Whether the Hill Equation for heat capacity harbors a fundamental basis in physics and statistical thermodynamics is unclear. Prior authors showed a correlation between the Hill Coefficient and Gibb’s free energy when molecules noncovalently interact [23]. Based on this result, the energy of covalent fusion likely also correlates with the Hill Coefficient [18]. Figure 6 shows that this proves true within groups on the periodic table, where a linear correlation is evident between the Hill Coefficient and heat of fusion. The Hill Coefficient reflects cooperativity in binding phenomena, where large n indicates that multiple molecules must simultaneously coordinate to bind and relax [23]. Thus, n may reflect the degrees of freedom that coordinate and/or excite a solid’s unit cell. Although nontraditional, this perspective allows a derivation that supports Hill Equation use for solid specific heat calculation (Appendix B). Additionally, the Hill Equation is closely related to the logistic equation [50]. Thus, the Hill Equation for heat capacity might be reconciled by a statistical and/or populations view of solid lattice behavior. However, currently a rigorous derivation for the Hill Equation in specific heat calculation is lacking. Based on current evidence the Hill Equation represents, at most, an analytic and efficient expression for heat capacity calculation that is likely useful in chemical-process simulation.

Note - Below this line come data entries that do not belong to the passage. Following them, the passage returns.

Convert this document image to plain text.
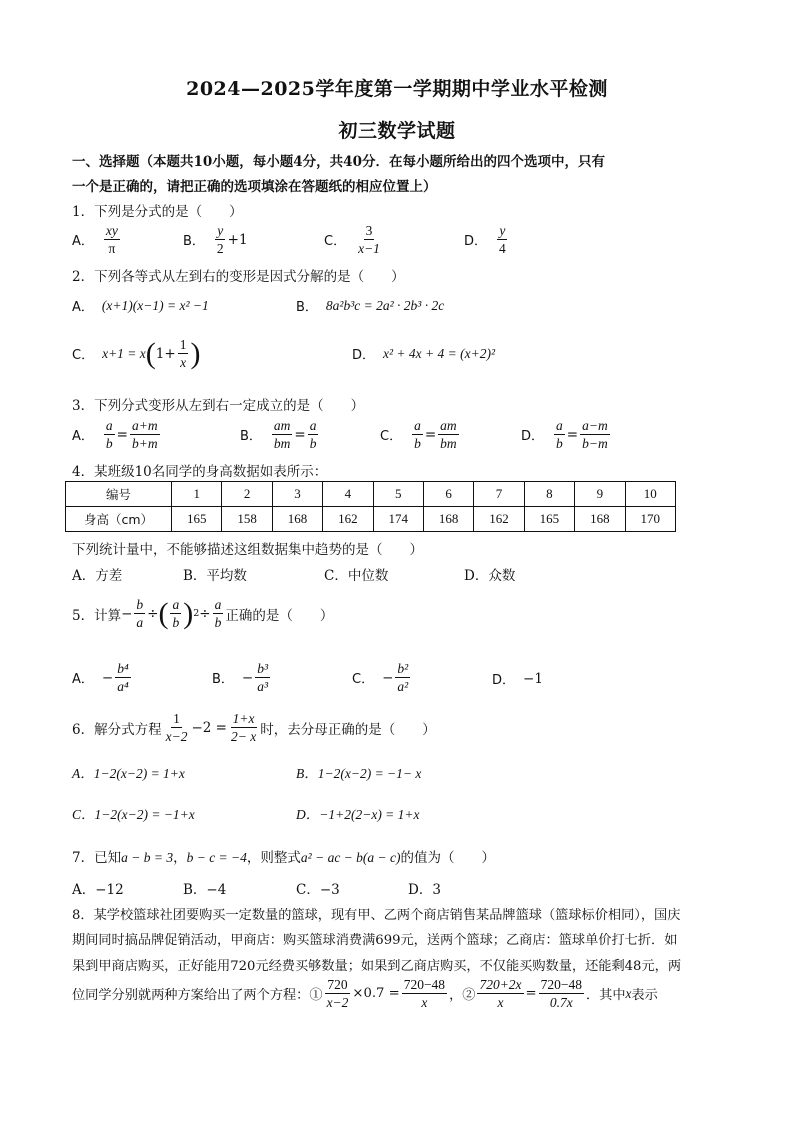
2024—2025学年度第一学期期中学业水平检测
初三数学试题
一、选择题（本题共10小题，每小题4分，共40分．在每小题所给出的四个选项中，只有
一个是正确的，请把正确的选项填涂在答题纸的相应位置上）
1．下列是分式的是（　　）
A． $\frac{xy}{\pi}$	B． $\frac{y}{2} +1$	C． $\frac{3}{x-1}$	D． $\frac{y}{4}$
2．下列各等式从左到右的变形是因式分解的是（　　）
A． (x+1)(x−1) = x² −1	B． 8a²b³c = 2a² · 2b³ · 2c
C． x+1 = x ( $1+ \frac{1}{x}$ )	D． x² + 4x + 4 = (x+2)²
3．下列分式变形从左到右一定成立的是（　　）
A． $\frac{a}{b} = \frac{a+m}{b+m}$	B． $\frac{am}{bm} = \frac{a}{b}$	C． $\frac{a}{b} = \frac{am}{bm}$	D． $\frac{a}{b} = \frac{a-m}{b-m}$
4．某班级10名同学的身高数据如表所示：
编号	1	2	3	4	5	6	7	8	9	10
身高（cm）	165	158	168	162	174	168	162	165	168	170
下列统计量中，不能够描述这组数据集中趋势的是（　　）
A．方差	B．平均数	C．中位数	D．众数
5．计算 − $\frac{b}{a}$ ÷ ( $\frac{a}{b}$ ) $2 \div \frac{a}{b}$ 正确的是（　　）
A． − $\frac{\text{b⁴}}{\text{a⁴}}$	B． − $\frac{\text{b³}}{\text{a³}}$	C． − $\frac{\text{b²}}{\text{a²}}$	D． −1
6．解分式方程 $\frac{1}{x-2} -2 = \frac{1+x}{2- x}$ 时，去分母正确的是（　　）
A．1−2(x−2) = 1+x	B．1−2(x−2) = −1− x
C．1−2(x−2) = −1+x	D．−1+2(2−x) = 1+x
7．已知a − b = 3，b − c = −4，则整式a² − ac − b(a − c)的值为（　　）
A．−12	B．−4	C．−3	D．3
8．某学校篮球社团要购买一定数量的篮球，现有甲、乙两个商店销售某品牌篮球（篮球标价相同），国庆
期间同时搞品牌促销活动，甲商店：购买篮球消费满699元，送两个篮球；乙商店：篮球单价打七折．如
果到甲商店购买，正好能用720元经费买够数量；如果到乙商店购买，不仅能买购数量，还能剩48元，两
位同学分别就两种方案给出了两个方程：① $\frac{720}{x-2} \times 0.7 = \frac{720-48}{x}$ ，② $\frac{720+2x}{x} = \frac{720-48}{0.7x}$ ．其中 x 表示
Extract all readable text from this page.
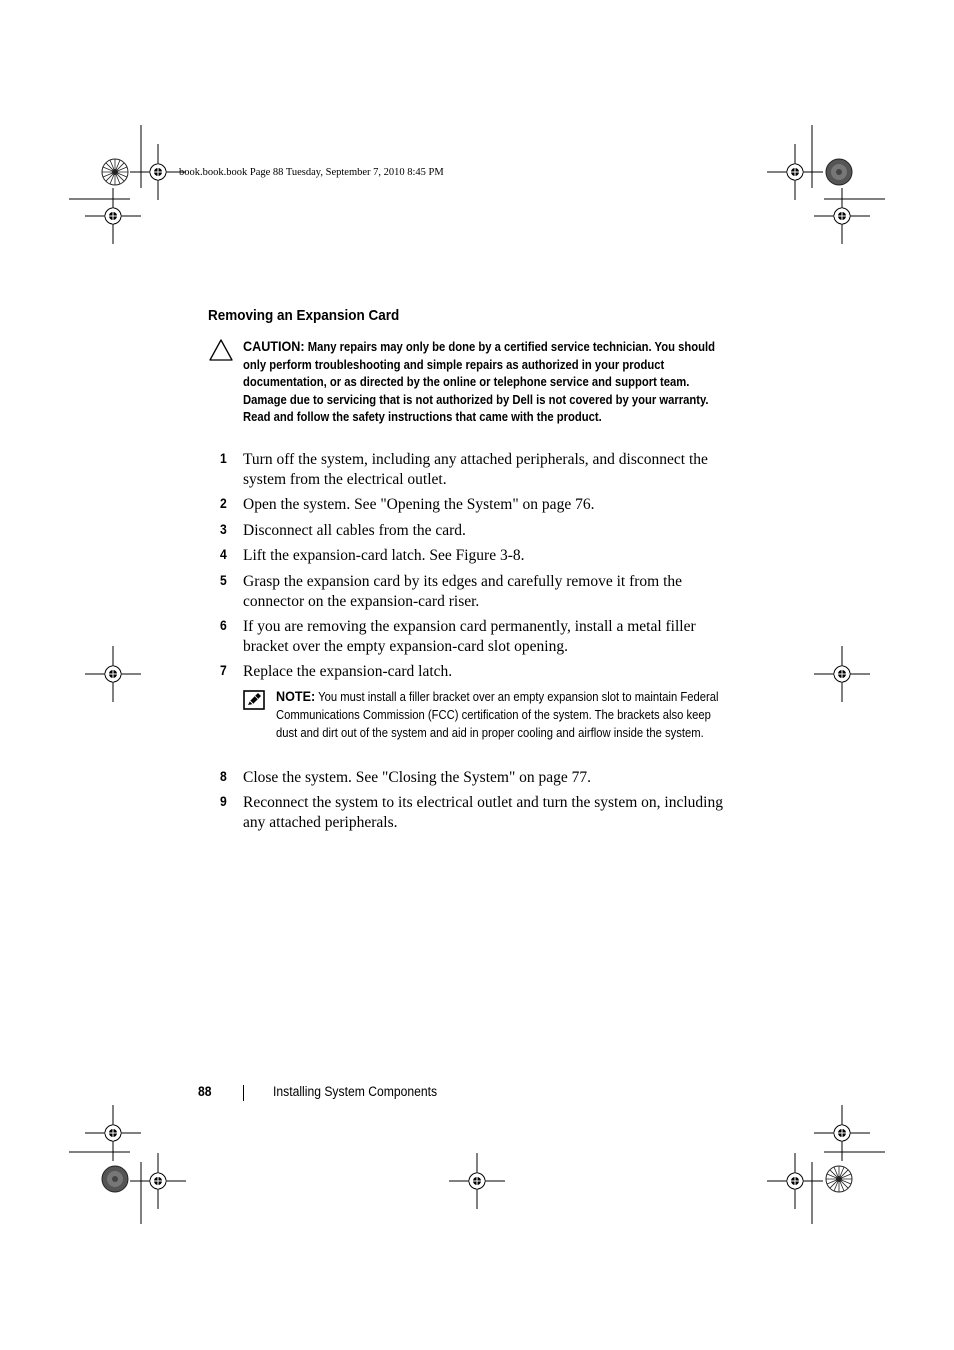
book.book.book Page 88 Tuesday, September 7, 2010 8:45 PM
Removing an Expansion Card
CAUTION: Many repairs may only be done by a certified service technician. You should only perform troubleshooting and simple repairs as authorized in your product documentation, or as directed by the online or telephone service and support team. Damage due to servicing that is not authorized by Dell is not covered by your warranty. Read and follow the safety instructions that came with the product.
1 Turn off the system, including any attached peripherals, and disconnect the system from the electrical outlet.
2 Open the system. See "Opening the System" on page 76.
3 Disconnect all cables from the card.
4 Lift the expansion-card latch. See Figure 3-8.
5 Grasp the expansion card by its edges and carefully remove it from the connector on the expansion-card riser.
6 If you are removing the expansion card permanently, install a metal filler bracket over the empty expansion-card slot opening.
7 Replace the expansion-card latch.
NOTE: You must install a filler bracket over an empty expansion slot to maintain Federal Communications Commission (FCC) certification of the system. The brackets also keep dust and dirt out of the system and aid in proper cooling and airflow inside the system.
8 Close the system. See "Closing the System" on page 77.
9 Reconnect the system to its electrical outlet and turn the system on, including any attached peripherals.
88	Installing System Components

Figure 6. Enthalpy of fusion and Hill Coefficient correlations for the alkali metals and alkali halides. Fusion energies were taken from the CRC Handbook [51].

Figure 6. Enthalpy of fusion and Hill Coefficient correlations for the alkali metals and alkali halides. Fusion energies were taken from the CRC Handbook [51].

5. Conclusions

Four different specific heat equations were fit to the same dataset drawn from 53 covalent solids. Therein, the Hill Equation performed favorably when compared to established alternatives, especially above 100 Kelvin. Below 100 Kelvin, the Debye Model remains the best descriptor of solid heat capacity, but requires the evaluation of a numerical integral. Conversely, the simpler Hill Equation calculates substantially faster than Debye computations (Table 1), but remains highly accurate. In heat capacity prediction, Hill Equation standard error of the estimate (0.37 J·kelvin⁻¹·mole⁻¹) was similar to the Debye Equation (0.45 J·kelvin⁻¹·mole⁻¹). Thus, the Hill Equation is likely useful as a fast and reliable expression for heat capacity calculation in applied industrial-process simulations. However, without a rigorous theoretical basis, currently the Hill Equation is, at most, potentially a semi-empirical model of specific heat.